It’s raining cats and dogs, and we’re driving around in the mud, trying to find Dusi Vineyards. As it happens, J Dusi Wines is tucked away in the family home in the middle of a vineyard just outside of Paso Robles, and is hidden in the 80 year vines of the vineyard. This is like stepping back in time, to an era when there were more cows in Paso Robles than wine; to an era of farming, of family, and of community.
As we enter the house, Janell and her mom greet us with coffee, which was welcome at 9:30 on a chilly wet day. Mom was in the kitchen cooking up a storm for the wine club party that night, and Janell sat down with us at the table to tell us the story of her wine, and the family tradition. Janell Dusi is turning her family business on its head, becoming the first Dusi to make wine and not just grow it. Her great grandparents, Sylvester and Caterina Dusi began farming this land in the early 1920s, and started business after business, including vineyards, farms, restaurants, and the now defunct Dusi Winery. She was born on this vineyard, and raised among the vines that her grandfather Dante planted with his two brothers, the sons of Sylvester. In 1945, vineyards were few and far between in Paso, since it was a large rural farming community. With the farm, came the Italians, and the rich tradition of Zinfandel and field blends. Th brothers planted a classic field blend, and head trained the vines, with no irrigation. 65 years later, the traditions remain the same.
This fourth generation winemaker hand picks during harvest, and enlists the entire family to help – including her nieces and nephews, who are young sprouts in the field.
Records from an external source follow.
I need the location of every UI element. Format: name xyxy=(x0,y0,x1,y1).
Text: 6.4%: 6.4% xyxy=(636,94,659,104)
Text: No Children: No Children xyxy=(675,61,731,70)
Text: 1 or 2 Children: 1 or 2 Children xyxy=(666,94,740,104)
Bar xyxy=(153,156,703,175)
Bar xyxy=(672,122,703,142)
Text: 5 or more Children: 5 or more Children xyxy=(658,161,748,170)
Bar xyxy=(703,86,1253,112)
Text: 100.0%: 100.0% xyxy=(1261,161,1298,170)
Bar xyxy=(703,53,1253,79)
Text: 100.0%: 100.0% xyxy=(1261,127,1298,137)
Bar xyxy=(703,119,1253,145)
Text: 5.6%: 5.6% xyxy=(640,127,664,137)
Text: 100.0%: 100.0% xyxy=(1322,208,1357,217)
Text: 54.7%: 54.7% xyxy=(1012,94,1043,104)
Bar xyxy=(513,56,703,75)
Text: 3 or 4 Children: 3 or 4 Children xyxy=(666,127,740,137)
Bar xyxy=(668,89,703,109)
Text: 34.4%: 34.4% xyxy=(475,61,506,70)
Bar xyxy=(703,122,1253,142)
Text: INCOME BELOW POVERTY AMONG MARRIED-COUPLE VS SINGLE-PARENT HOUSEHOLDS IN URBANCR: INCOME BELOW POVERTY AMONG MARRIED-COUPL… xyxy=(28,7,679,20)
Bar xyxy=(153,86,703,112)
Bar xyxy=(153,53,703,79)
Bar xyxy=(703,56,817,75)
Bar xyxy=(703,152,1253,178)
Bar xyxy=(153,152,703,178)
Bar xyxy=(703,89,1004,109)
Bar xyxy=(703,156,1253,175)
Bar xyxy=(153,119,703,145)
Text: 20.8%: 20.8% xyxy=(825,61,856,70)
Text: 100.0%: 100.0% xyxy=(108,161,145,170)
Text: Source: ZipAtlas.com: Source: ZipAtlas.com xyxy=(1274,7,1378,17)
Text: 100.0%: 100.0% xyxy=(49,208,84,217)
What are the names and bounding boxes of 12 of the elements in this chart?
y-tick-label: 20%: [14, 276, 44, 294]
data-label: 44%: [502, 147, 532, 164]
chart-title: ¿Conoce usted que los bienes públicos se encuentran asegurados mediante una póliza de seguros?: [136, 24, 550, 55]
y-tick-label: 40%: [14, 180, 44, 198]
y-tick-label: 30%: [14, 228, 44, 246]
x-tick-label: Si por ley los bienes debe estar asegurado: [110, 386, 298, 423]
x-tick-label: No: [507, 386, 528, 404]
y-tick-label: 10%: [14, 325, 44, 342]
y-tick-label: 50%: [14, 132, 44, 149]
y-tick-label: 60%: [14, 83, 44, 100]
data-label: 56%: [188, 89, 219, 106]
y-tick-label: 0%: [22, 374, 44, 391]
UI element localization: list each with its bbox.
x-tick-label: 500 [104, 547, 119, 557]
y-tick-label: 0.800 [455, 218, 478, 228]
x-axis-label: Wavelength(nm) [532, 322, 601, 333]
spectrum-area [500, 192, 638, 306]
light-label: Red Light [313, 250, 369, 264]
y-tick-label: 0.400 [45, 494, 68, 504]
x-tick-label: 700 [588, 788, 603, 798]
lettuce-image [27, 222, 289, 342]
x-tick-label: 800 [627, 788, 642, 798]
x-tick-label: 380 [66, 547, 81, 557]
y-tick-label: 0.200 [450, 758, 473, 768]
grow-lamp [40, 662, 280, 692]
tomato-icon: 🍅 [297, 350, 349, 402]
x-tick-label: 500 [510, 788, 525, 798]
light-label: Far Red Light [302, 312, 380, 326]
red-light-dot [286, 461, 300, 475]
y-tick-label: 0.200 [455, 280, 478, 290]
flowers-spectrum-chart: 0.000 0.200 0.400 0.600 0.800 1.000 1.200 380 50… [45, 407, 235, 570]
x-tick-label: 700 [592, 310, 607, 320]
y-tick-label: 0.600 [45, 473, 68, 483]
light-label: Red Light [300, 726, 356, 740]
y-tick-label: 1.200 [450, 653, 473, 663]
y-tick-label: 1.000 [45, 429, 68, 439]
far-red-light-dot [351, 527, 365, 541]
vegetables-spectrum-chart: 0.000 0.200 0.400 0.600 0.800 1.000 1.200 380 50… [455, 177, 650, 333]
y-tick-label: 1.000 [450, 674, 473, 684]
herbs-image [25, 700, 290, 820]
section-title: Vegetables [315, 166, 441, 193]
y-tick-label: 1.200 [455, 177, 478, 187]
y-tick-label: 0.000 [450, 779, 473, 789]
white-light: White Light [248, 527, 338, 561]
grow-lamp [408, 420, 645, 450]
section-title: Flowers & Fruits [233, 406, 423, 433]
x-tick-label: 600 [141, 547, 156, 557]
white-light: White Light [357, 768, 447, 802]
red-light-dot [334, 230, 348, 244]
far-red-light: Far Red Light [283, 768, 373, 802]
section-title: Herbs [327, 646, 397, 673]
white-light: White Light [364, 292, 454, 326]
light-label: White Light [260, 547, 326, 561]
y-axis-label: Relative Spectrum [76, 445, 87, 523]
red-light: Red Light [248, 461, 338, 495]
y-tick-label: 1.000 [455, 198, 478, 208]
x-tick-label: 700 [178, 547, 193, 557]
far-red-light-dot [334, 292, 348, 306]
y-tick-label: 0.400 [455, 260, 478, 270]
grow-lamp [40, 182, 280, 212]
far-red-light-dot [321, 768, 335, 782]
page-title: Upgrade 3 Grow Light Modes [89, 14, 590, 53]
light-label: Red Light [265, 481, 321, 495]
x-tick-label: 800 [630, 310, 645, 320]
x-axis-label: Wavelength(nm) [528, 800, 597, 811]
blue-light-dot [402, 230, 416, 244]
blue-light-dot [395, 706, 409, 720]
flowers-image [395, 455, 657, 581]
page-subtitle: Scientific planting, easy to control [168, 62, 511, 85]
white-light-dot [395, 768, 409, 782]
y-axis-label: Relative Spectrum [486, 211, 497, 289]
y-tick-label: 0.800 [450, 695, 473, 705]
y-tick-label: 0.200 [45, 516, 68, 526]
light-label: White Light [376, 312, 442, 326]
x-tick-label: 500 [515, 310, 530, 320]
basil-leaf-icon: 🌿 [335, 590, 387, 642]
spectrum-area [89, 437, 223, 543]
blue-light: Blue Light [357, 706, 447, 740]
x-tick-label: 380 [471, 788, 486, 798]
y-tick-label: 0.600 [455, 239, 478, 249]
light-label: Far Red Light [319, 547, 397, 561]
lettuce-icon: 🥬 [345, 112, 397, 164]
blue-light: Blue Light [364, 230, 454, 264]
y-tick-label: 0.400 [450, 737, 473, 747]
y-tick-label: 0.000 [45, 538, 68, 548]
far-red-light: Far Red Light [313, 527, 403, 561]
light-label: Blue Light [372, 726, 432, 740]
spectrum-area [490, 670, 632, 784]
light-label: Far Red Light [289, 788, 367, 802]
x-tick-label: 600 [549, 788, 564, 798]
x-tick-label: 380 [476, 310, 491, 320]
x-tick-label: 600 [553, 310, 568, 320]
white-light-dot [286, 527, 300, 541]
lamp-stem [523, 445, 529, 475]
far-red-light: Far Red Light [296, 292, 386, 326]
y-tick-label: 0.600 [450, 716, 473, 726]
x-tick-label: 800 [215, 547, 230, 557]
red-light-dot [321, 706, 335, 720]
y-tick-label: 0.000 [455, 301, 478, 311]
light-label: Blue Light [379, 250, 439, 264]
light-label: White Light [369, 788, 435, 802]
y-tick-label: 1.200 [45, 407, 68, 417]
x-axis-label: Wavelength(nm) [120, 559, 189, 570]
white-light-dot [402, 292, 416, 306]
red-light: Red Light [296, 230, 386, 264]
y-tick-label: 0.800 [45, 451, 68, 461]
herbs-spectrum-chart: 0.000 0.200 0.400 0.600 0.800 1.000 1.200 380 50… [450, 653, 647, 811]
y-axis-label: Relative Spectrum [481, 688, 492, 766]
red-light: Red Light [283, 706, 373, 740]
This family tradition is dying in California, and it’s refreshing to see a tried and true farm family, albeit farmign wine. Growing up int he vines, Janell learned all she could about grape farming, but she always wanted her Grandfather Dante to teach her how to make wine. When she was 16, she made her first wine, and continued making an Italian style zinfandel every year after that. Each vintage asked and answered a different question in winemaking, and Janell learned by doing, under the careful gaze of Grandpa..
Now, she’s in her 3rd vintage of J Dusi wines. The two original vineyards are about 1/4 mile away from the family house; the first is 40 acres, that was planted in 1943 with an Italian field blend of Carignane, Alicante Bouchet, Petite Sirah, and who knows what else. in 1945 a second parcel was purchased nearby. In the beginning, the family sold their grapes to surrounding wineries, but as the grape market fell in the 1950s, the Dusis ventured in to winemaking to make their way through the grape glut. Their first foray in to finished wine was about 8-9 years under the label Dusi Winery, and when the grape prices came back up, they stopped making wine and started selling grapes again.
One of the unique properties of this area is the large diurnal temperature swing during the course of day. This vineyard in particular can go from 99+ degrees on a hot summer day, to below at night on that same day. This gives the fruit some unique character. That, combined with dry farming, give the vines some vigor as they are forced to struggle a bit – classically, this makes a lovely wine. First up, the 2008 Dante Dusi Ranch Zinfandel. This was bright raspberry with white pepper, bold blackberry juice and hints of other spice box flavors. I found it to be viscous and lingering (in a good way). Only 850 cases were made, and since 90% of the home ranch fruit is sold to other wineries, this is a rare gem. Janelle really wants to showcase the whole ranch in one bottle and not segment the wine out. These wines are Representative of the terroir of the property as a whole, and this zin in particular showed a lot of juicy red fruit, with just a hint of oak, followed by a lot of cherry cola.
The 900 cases of the 2009 Zinfandel was just released. This was a totally different wine – and rather unexpected in the zone of big, jammy, raisiny Paso zins. The herbaceousness really struck me, and while it might have been a bit closed, it was herbal with bay leaf , dusty black pepper, a hint of red raspberry coming out under tobacco and leather. There were chewy bark lots of spice.
Finally, the 2009 Fiorento which was recently bottled. This blend of 50% Zin, 25% Carignane, and 25% Syrah showed dusty blue fruit, and was lean and racy but refined, with dusty blue fruit, and strong chewy notes from the Syrah. With only 50-60 Carignane vines on the property, they are hand picked to ripeness to make sure that the perfect fruit is selected.
We could have stayed and talked to the Dusi family for hours – about dry farming, about old vine zin, about restrained California Zinfandels, about Paso Robles’ best changes at Rhone. But alas, another appointment was calling. I did however not leave empty handed! I brought home some Zinfandel to share with my friends, and am looking forward to trying the 09 again after it settles down a bit.
Thanks for such a great visit Janell!